Niacin Attenuates Pulmonary Hypertension Through H-PGDS in Macrophages.

Rationale: Pulmonary arterial hypertension (PAH) is characterized by progressive pulmonary vascular remodeling, accompanied by varying degrees of perivascular inflammation. Niacin, a commonly used lipid-lowering drug, possesses vasodilating and proresolution effects by promoting the release of prostaglandin D (PGD). However, whether or not niacin confers protection against PAH pathogenesis is still unknown.

Objective: This study aimed to determine whether or not niacin attenuates the development of PAH and, if so, to elucidate the molecular mechanisms underlying its effects.

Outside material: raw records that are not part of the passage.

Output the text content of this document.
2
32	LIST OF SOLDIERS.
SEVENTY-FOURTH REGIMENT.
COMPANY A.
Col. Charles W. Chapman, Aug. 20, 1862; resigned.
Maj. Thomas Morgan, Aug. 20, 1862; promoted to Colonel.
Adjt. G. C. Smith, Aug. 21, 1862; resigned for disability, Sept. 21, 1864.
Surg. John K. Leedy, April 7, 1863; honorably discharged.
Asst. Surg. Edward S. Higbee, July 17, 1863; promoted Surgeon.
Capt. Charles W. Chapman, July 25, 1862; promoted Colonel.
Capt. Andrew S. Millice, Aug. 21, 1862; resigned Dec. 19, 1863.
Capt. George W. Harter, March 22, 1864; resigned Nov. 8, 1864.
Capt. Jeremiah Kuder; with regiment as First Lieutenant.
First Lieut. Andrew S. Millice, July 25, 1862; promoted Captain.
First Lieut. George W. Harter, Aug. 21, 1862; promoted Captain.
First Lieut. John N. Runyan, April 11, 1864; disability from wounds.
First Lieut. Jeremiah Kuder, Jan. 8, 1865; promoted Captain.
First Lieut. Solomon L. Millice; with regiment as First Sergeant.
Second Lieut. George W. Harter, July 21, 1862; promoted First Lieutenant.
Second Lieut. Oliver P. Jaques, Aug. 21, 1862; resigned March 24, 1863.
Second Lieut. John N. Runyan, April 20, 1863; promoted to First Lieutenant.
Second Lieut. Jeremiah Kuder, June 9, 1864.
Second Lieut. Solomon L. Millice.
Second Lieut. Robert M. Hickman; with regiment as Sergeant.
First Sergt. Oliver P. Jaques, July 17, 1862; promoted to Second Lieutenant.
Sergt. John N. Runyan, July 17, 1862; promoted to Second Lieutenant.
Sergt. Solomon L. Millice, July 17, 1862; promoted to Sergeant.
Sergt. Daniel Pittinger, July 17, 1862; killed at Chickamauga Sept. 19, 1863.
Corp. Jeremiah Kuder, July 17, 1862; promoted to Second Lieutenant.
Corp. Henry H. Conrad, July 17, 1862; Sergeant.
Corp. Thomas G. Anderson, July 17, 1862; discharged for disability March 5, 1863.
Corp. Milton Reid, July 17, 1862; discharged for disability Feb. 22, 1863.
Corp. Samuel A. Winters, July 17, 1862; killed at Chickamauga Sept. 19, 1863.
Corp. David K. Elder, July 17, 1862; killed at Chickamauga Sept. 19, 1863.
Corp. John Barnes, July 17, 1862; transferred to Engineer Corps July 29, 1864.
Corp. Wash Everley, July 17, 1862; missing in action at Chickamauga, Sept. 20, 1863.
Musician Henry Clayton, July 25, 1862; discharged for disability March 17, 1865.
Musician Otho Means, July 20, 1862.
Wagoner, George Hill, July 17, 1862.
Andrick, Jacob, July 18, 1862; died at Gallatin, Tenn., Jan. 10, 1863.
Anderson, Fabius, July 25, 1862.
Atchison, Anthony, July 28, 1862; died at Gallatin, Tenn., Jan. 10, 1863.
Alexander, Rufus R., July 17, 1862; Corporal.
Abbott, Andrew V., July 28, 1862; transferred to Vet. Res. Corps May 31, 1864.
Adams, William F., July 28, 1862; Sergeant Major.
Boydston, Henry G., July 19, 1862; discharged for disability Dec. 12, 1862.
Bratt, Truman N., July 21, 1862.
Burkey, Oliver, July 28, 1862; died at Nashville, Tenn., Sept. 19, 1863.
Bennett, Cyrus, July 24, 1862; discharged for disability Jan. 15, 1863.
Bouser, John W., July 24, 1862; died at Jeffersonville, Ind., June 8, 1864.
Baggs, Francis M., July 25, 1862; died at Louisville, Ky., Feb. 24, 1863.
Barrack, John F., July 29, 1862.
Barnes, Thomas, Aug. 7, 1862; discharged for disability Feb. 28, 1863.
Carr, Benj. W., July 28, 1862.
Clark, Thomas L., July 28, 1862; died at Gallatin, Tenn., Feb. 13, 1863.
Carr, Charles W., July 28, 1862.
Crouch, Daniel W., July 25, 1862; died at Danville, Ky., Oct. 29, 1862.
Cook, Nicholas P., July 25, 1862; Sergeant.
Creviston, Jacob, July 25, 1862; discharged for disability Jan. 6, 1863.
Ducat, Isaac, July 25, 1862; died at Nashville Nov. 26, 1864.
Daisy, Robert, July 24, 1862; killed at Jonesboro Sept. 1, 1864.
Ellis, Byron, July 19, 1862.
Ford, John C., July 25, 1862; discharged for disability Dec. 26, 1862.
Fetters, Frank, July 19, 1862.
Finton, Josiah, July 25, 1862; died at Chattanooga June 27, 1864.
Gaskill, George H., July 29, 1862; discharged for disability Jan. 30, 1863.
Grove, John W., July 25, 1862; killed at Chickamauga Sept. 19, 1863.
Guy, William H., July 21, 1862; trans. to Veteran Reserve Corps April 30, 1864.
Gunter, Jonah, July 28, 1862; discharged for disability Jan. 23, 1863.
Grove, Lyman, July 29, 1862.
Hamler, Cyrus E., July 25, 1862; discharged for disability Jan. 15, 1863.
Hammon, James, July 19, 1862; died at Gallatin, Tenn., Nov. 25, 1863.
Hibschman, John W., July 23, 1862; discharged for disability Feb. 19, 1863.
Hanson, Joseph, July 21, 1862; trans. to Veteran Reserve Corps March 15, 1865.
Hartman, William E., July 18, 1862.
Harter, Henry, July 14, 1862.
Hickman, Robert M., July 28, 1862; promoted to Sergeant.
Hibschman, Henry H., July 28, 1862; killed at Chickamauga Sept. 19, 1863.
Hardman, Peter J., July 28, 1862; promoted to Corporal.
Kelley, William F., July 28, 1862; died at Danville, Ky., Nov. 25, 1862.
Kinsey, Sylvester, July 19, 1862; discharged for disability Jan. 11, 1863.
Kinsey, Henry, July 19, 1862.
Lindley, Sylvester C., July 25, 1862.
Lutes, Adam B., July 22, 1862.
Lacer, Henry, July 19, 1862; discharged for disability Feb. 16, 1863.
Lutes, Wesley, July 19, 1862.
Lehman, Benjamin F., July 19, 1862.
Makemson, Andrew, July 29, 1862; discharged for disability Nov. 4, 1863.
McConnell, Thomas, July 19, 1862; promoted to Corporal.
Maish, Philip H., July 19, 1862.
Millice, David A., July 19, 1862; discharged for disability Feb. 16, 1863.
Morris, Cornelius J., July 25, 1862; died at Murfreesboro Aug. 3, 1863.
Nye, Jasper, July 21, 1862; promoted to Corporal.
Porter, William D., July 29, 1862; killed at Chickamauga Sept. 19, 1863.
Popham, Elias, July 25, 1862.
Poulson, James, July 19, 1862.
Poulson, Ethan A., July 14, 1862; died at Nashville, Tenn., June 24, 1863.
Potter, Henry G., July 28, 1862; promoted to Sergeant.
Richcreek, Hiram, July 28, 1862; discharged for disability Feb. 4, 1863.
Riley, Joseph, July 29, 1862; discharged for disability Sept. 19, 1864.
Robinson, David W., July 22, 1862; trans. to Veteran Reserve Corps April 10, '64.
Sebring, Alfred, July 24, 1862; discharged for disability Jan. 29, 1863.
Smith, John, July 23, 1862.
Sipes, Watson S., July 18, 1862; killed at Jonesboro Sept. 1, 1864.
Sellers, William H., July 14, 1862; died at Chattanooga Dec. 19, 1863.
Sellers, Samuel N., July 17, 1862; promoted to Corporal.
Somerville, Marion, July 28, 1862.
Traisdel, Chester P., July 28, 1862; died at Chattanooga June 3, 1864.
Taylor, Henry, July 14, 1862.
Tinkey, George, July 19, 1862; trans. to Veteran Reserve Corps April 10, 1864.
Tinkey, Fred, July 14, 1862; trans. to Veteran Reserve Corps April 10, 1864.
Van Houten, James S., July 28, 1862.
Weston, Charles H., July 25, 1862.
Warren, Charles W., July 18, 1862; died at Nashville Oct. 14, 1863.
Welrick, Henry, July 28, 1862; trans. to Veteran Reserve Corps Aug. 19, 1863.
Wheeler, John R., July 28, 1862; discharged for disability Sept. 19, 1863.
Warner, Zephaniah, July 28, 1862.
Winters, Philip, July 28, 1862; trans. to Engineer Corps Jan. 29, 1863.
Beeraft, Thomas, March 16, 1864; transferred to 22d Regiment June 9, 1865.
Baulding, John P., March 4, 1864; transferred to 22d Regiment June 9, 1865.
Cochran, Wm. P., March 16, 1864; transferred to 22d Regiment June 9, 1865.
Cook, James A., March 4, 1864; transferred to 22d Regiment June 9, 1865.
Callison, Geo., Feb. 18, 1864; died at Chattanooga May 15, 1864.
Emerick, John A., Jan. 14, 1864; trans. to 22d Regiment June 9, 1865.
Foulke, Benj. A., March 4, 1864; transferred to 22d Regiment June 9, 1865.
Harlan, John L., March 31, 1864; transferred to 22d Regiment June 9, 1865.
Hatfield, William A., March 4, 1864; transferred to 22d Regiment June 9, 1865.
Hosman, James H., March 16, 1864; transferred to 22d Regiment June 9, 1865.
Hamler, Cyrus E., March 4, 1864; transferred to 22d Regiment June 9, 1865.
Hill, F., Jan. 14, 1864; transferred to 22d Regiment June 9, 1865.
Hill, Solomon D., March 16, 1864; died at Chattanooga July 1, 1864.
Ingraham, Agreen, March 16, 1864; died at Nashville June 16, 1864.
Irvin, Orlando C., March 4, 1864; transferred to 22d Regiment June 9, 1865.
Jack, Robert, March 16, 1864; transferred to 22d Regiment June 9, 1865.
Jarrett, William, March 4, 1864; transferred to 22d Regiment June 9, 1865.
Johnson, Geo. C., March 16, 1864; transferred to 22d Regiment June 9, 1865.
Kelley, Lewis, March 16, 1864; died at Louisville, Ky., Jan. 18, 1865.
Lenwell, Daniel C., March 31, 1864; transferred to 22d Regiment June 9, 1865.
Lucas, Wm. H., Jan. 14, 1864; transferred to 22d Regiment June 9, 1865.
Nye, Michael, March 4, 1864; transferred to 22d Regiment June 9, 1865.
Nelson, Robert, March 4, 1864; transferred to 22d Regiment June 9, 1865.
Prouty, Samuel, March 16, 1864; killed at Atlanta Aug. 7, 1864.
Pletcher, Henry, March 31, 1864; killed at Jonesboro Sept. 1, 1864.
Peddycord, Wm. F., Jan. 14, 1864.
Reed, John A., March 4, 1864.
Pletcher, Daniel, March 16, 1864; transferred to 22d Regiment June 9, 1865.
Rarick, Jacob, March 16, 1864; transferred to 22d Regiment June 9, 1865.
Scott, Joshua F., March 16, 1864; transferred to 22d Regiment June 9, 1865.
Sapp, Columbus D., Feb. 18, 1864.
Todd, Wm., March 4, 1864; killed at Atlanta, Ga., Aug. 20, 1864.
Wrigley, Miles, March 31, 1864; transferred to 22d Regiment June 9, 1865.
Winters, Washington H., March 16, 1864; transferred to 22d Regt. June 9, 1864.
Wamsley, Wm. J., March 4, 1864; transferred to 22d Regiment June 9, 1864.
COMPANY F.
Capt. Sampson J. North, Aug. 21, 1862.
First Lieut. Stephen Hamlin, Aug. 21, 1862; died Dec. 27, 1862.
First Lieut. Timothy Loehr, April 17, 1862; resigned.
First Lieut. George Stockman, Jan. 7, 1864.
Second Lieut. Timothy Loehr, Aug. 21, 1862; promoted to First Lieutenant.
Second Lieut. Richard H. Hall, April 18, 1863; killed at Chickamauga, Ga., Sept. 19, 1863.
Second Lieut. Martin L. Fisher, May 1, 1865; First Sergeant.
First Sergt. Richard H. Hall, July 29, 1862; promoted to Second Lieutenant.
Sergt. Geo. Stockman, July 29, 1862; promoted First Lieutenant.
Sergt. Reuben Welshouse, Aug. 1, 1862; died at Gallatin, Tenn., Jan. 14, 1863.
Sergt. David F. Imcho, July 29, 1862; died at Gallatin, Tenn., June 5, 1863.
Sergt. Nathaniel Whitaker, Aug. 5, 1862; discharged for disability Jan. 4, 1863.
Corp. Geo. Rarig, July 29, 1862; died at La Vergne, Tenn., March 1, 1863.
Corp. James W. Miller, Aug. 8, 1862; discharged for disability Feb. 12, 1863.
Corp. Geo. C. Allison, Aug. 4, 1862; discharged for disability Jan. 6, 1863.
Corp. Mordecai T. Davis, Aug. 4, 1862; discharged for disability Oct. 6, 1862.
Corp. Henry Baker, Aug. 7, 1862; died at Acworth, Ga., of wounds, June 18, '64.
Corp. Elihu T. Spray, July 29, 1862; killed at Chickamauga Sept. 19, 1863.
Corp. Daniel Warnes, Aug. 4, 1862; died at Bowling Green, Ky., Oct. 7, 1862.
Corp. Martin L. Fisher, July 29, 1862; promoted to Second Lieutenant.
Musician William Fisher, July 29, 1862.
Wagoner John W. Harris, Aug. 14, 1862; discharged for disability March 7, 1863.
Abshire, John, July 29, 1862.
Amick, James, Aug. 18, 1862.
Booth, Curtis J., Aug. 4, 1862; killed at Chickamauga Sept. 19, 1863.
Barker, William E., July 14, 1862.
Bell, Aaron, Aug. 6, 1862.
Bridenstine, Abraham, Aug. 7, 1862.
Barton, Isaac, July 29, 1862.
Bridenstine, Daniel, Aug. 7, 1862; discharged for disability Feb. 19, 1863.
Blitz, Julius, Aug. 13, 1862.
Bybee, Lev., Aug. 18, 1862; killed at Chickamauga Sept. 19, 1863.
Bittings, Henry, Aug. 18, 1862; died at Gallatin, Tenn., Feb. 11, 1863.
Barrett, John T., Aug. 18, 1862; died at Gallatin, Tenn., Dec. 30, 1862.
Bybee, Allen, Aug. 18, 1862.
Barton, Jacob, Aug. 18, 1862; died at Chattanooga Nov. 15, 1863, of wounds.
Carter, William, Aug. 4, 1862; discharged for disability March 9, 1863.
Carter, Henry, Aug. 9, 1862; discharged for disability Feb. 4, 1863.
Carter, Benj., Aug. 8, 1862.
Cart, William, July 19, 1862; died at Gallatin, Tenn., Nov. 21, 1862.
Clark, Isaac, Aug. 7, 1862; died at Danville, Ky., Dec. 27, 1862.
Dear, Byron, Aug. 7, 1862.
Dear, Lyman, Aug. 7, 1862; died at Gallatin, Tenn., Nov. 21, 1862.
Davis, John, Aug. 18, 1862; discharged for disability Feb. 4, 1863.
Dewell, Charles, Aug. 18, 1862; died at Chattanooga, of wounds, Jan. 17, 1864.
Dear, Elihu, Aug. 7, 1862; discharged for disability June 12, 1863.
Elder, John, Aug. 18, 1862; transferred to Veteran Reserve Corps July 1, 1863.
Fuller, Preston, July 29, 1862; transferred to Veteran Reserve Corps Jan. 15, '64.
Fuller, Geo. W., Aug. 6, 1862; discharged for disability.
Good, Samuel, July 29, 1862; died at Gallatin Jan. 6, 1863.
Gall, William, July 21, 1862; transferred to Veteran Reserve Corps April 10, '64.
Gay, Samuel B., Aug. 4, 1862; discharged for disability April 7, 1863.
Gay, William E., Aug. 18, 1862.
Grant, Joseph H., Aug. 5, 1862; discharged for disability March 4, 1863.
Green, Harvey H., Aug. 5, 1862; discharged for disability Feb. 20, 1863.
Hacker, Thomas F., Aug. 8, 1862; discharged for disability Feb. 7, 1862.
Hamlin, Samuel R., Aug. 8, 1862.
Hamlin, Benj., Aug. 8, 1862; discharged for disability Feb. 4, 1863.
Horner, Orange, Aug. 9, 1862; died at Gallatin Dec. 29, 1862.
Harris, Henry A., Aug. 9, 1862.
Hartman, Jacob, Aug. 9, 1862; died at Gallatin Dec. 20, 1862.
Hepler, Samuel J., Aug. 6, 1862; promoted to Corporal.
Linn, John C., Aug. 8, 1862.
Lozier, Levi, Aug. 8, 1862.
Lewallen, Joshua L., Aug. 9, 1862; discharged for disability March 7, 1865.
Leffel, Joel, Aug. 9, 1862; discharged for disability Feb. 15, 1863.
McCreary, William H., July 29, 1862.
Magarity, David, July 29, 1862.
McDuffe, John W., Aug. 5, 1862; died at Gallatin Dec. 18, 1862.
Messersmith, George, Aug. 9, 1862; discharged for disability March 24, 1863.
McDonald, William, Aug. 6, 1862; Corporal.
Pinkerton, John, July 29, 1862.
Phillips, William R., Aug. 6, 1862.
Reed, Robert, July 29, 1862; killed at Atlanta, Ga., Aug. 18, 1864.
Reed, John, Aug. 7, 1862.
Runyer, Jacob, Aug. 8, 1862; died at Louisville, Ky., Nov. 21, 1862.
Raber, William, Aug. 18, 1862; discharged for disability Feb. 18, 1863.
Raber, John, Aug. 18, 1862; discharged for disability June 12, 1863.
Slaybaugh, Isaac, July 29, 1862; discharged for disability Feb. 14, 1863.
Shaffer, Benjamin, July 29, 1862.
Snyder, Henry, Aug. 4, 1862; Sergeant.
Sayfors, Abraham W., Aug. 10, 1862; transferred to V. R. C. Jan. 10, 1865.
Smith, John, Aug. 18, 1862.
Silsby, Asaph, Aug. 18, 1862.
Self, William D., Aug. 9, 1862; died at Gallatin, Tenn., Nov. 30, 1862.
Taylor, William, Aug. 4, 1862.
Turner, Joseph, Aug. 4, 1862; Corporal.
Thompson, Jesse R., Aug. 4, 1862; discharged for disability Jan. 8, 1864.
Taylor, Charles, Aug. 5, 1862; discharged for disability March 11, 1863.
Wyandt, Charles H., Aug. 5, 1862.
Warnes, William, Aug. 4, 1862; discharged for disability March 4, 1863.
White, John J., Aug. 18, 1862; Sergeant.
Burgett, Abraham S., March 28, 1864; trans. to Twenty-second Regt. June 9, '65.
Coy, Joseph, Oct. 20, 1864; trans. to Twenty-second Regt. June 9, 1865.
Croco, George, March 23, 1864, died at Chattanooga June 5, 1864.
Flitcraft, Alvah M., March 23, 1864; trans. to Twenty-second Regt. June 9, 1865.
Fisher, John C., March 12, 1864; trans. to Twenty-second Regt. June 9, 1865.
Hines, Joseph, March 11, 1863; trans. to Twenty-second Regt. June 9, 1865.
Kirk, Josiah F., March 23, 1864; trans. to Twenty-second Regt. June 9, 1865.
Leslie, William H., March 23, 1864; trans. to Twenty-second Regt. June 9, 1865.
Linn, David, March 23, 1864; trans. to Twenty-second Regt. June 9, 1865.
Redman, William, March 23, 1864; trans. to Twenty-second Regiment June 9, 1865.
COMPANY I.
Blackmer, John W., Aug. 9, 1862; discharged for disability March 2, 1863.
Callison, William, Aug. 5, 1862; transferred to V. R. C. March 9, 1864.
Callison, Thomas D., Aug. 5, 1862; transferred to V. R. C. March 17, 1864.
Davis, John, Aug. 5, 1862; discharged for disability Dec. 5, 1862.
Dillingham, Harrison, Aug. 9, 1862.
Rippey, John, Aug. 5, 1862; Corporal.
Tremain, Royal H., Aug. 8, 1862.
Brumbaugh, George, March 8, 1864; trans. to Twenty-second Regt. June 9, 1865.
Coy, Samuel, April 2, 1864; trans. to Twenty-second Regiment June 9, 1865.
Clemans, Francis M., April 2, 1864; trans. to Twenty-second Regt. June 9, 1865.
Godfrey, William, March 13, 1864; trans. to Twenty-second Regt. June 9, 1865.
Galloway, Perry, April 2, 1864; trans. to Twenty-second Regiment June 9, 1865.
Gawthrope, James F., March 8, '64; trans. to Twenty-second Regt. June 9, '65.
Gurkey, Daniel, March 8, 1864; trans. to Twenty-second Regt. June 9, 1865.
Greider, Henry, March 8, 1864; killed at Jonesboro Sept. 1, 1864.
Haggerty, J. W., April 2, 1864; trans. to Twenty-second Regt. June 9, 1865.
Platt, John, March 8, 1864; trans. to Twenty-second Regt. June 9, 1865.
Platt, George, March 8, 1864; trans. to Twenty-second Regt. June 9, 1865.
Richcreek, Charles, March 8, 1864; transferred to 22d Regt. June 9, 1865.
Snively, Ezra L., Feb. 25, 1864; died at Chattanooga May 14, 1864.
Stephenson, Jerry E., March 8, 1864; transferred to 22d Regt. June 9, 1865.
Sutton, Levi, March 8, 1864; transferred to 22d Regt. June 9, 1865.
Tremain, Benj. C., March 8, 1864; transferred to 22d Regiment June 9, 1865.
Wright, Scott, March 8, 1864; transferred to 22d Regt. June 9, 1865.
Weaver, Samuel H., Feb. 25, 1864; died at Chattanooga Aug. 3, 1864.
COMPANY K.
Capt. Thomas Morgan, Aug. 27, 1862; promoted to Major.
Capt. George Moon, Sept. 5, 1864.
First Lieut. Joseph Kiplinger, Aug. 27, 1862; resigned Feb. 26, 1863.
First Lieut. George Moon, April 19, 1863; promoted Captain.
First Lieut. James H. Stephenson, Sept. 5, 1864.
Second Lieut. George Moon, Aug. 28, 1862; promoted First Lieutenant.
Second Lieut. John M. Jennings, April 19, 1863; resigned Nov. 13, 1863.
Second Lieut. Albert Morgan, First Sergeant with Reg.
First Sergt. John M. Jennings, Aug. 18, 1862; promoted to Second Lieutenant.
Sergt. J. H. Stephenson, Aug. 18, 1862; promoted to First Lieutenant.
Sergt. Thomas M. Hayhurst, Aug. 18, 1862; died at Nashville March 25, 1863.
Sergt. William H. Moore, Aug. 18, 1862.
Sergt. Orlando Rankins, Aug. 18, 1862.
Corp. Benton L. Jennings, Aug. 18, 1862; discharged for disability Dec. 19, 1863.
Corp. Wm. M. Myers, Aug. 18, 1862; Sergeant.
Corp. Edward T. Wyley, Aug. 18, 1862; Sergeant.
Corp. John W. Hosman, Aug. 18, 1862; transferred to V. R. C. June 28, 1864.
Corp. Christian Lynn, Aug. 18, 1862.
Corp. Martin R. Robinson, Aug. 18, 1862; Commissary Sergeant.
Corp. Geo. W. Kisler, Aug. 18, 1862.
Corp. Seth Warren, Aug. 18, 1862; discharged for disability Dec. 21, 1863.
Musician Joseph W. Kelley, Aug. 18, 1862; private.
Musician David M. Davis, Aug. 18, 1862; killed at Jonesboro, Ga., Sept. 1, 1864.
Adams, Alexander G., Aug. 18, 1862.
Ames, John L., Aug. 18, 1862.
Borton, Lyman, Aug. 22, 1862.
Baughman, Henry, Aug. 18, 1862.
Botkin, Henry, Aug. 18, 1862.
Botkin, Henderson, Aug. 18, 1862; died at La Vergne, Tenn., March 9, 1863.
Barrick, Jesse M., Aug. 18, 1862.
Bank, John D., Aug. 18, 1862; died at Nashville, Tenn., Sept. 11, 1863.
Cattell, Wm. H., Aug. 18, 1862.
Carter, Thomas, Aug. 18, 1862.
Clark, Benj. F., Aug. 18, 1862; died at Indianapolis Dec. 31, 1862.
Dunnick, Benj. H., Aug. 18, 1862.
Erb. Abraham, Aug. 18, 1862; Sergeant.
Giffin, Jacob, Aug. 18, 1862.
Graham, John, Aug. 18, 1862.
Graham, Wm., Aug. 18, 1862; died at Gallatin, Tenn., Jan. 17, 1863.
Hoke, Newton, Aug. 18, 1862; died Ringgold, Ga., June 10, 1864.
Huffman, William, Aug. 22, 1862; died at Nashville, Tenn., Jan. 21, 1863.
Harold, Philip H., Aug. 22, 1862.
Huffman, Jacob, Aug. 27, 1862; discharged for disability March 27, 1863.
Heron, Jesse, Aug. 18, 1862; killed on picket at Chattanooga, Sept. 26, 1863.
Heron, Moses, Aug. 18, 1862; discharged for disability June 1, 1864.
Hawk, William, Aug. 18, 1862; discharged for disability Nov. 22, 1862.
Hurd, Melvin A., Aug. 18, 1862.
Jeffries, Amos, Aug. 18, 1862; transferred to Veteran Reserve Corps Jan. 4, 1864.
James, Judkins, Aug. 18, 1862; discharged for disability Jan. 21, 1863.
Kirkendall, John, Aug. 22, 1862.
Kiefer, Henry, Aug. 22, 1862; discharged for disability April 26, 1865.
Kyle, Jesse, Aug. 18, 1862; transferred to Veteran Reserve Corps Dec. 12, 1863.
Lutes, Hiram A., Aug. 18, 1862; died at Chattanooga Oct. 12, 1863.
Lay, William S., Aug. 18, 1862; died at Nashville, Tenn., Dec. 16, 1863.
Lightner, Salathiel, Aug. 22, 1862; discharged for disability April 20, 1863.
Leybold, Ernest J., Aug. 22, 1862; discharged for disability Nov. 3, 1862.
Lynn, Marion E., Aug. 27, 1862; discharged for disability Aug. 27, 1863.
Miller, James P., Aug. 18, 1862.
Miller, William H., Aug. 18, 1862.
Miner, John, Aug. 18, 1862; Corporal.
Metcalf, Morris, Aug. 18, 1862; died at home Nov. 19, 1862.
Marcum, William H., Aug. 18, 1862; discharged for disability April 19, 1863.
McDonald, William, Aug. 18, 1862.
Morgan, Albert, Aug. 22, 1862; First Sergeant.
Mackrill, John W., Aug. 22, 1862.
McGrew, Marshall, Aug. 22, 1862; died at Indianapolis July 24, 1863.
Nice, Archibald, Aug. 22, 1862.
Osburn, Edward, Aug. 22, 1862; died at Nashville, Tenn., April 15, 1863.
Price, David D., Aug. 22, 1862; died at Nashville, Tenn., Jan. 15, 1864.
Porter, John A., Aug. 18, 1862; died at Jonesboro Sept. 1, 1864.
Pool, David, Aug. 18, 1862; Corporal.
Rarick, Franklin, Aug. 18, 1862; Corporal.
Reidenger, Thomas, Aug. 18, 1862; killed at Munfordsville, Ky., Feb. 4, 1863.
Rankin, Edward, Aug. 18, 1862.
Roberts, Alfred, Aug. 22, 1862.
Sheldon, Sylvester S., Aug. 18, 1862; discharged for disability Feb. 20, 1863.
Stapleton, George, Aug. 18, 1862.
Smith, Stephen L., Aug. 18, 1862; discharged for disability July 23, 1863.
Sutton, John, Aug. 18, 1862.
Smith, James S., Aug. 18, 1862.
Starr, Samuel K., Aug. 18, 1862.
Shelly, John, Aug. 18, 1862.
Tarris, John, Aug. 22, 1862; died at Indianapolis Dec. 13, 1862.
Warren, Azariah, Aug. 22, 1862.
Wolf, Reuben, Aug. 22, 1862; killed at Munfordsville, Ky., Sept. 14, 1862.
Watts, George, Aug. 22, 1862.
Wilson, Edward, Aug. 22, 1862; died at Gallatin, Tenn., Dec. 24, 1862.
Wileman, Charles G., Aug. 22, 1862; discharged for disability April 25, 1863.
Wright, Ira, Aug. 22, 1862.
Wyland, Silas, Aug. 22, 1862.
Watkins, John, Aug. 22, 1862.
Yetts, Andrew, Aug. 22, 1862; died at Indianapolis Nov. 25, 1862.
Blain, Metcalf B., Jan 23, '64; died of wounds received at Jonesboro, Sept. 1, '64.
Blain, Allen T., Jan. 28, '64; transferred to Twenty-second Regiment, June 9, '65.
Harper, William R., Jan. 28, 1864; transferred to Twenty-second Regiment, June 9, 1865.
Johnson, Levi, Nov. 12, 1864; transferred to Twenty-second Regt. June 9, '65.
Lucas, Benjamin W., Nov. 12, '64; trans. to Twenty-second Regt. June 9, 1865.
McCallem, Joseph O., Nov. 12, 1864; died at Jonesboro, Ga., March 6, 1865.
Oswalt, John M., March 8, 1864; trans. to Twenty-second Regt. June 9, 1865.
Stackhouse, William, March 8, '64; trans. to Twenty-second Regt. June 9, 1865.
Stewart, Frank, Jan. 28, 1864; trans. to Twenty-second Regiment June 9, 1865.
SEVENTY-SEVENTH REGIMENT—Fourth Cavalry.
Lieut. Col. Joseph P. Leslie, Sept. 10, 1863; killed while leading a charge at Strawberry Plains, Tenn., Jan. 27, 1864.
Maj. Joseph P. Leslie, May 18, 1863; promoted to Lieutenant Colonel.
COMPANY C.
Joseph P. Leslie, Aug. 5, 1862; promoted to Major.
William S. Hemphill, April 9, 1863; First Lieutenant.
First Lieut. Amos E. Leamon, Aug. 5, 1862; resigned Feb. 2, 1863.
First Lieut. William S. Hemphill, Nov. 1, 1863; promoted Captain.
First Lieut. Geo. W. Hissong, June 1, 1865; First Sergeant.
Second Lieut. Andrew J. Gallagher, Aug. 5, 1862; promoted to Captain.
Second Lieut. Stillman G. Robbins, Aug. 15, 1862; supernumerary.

Methods And Results: Vascular endothelial growth factor receptor inhibitor SU5416 and hypoxic exposure were used to induce pulmonary hypertension (PH) in rodents. We found that niacin attenuated the development of this hypoxia/SU5416-induced PH in mice and suppressed progression of monocrotaline-induced and hypoxia/SU5416-induced PH in rats through the reduction of pulmonary artery remodeling. Niacin boosted PGD generation in lung tissue, mainly through H-PGDS (hematopoietic PGD synthases). Deletion of H-PGDS, but not lipocalin-type PGDS, exacerbated the hypoxia/SU5416-induced PH in mice and abolished the protective effects of niacin against PAH. Moreover, H-PGDS was expressed dominantly in infiltrated macrophages in lungs of PH mice and patients with idiopathic PAH. Macrophage-specific deletion of H-PGDS markedly decreased PGD generation in lungs, aggravated hypoxia/SU5416-induced PH in mice, and attenuated the therapeutic effect of niacin on PAH.

Conclusions: Niacin treatment ameliorates the progression of PAH through the suppression of vascular remodeling by stimulating H-PGDS-derived PGD release from macrophages.